Status Module What it does
shipped parabun:image JPEG / PNG / WebP decode + encode, resize (bilinear / Lanczos), blur / sharpen / edge-detect, rotate / flip / crop, adjust / threshold / invert / grayscale, histogram, alpha composite.
shipped parabun:audio WAV / MP3 / Opus codecs, RBJ biquads, FFT, resample, spectrogram, VAD, denoiser (rnnoise), AGC, mix / normalize / envelope, planar ⇄ frame-major + i16 ⇄ f32 PCM helpers.
shipped parabun:gpu primitives conv2D, scan, reduce, argMin / argMax, histogram, median / quantile. CPU correctness paths today; CUDA / Metal hooks slot in via the existing dispatch.
shipped parabun:camera V4L2 capture on Linux — devices(), formats(path), open(...) with an async-iterator frames() over kernel-mmapped buffers. AVFoundation + Media Foundation follow on the same surface.
shipped OS audio I/O Live ALSA capture + playback for parabun:audio. devices() / capture(...) / play(...) with Float32 PCM streams, S16_LE on the wire. CoreAudio + WASAPI follow.
shipped parabun:gpio / parabun:i2c / parabun:spi Linux peripheral I/O — uAPI v2 GPIO chardev (with edge events), i2c-dev SMBus, spidev half + full duplex with multi-segment transfers. Validated end-to-end on Raspberry Pi 5.
partial parabun:gpu device kernels CUDA reduce (sum / min / max) + atomic-privatized histogram shipped. Scan, Metal mirror, and the rest of the secondary primitives still on CPU until wired.
partial parabun:vision Frame stream + frame-diff motion detection ship today (vision.frames, vision.detectMotion).

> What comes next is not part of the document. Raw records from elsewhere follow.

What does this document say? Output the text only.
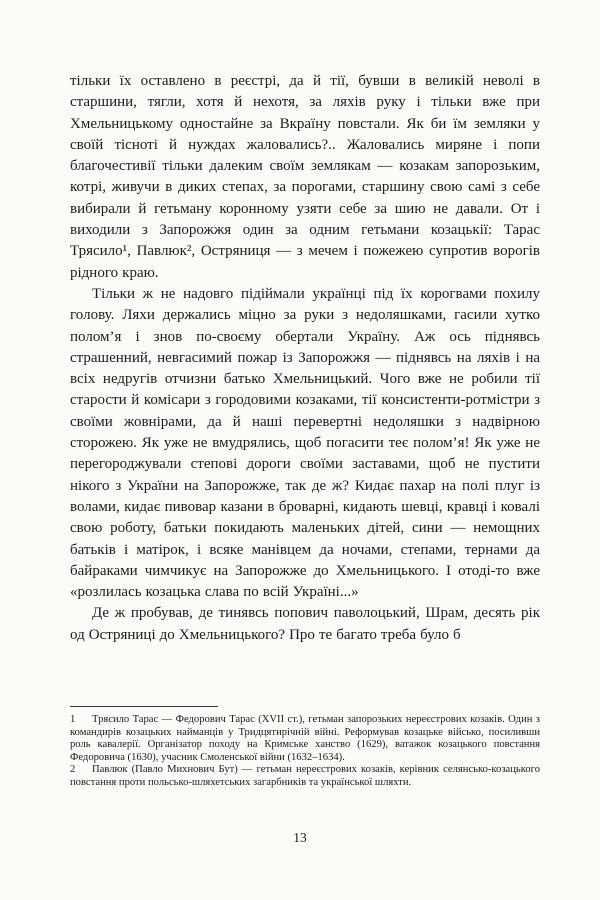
тільки їх оставлено в реєстрі, да й тії, бувши в великій неволі в старшини, тягли, хотя й нехотя, за ляхів руку і тільки вже при Хмельницькому одностайне за Вкраїну повстали. Як би їм земляки у своїй тісноті й нуждах жаловались?.. Жаловались миряне і попи благочестивії тільки далеким своїм землякам — козакам запорозьким, котрі, живучи в диких степах, за порогами, старшину свою самі з себе вибирали й гетьману коронному узяти себе за шию не давали. От і виходили з Запорожжя один за одним гетьмани козацькії: Тарас Трясило¹, Павлюк², Остряниця — з мечем і пожежею супротив ворогів рідного краю.

Тільки ж не надовго підіймали українці під їх корогвами похилу голову. Ляхи держались міцно за руки з недоляшками, гасили хутко полом’я і знов по-своєму обертали Україну. Аж ось піднявсь страшенний, невгасимий пожар із Запорожжя — піднявсь на ляхів і на всіх недругів отчизни батько Хмельницький. Чого вже не робили тії старости й комісари з городовими козаками, тії консистенти-ротмістри з своїми жовнірами, да й наші перевертні недоляшки з надвірною сторожею. Як уже не вмудрялись, щоб погасити теє полом’я! Як уже не перегороджували степові дороги своїми заставами, щоб не пустити нікого з України на Запорожже, так де ж? Кидає пахар на полі плуг із волами, кидає пивовар казани в броварні, кидають шевці, кравці і ковалі свою роботу, батьки покидають маленьких дітей, сини — немощних батьків і матірок, і всяке манівцем да ночами, степами, тернами да байраками чимчикує на Запорожже до Хмельницького. І отоді-то вже «розлилась козацька слава по всій Україні...»

Де ж пробував, де тинявсь попович паволоцький, Шрам, десять рік од Остряниці до Хмельницького? Про те багато треба було б

1 Трясило Тарас — Федорович Тарас (XVII ст.), гетьман запорозьких нереєстрових козаків. Один з командирів козацьких найманців у Тридцятирічній війні. Реформував козацьке військо, посиливши роль кавалерії. Організатор походу на Кримське ханство (1629), ватажок козацького повстання Федоровича (1630), учасник Смоленської війни (1632–1634).

2 Павлюк (Павло Михнович Бут) — гетьман нереєстрових козаків, керівник селянсько-козацького повстання проти польсько-шляхетських загарбників та української шляхти.

13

Detector (detect) and OCR (recognize) engines stub until ONNX runtime is vendored.
shipped parabun:speech VAD-gated speech.listen (with reactive active / noiseFloor / lastUtterance signals), Whisper STT (speech.transcribe, dispatching to parabun:llm's WhisperModel — encoder-decoder, KV cache, beam search, language detection, CUDA-accelerated end-to-end), and Piper TTS (speech.speak — subprocess in v1; libpiper FFI v2 tracked).
shipped parabun:assistant Three-line voice-assistant facade composing parabun:audio + parabun:speech + parabun:llm + para:mcp. bot.run / turns / ask / say / interrupt + reactive state / history / lastTurn / interrupted / toolsActive signals + sqlite-backed persistent memory + tool dispatch (inline + MCP) + VAD-driven barge-in + wake word (wakeWord: "hey jetson") + cron-driven scheduled prompts + RAG (knowledge: { dir, encoder }). Vision (VLM) turns deferred to follow-up.
in progress parabun:video JS surface scaffolded; libavcodec / V4L2 M2M / NVDEC native binding lands with hardware bring-up. Decode + encode + container muxing.
planned parabun:image AVIF AVIF decode/encode (libavif + AOM / dav1d vendor add). Rounds out the codec coverage matrix.
HTTP handlers, JSON parsing, and ordinary application code use the same code paths as upstream Bun. The added modules don't change behavior or performance there.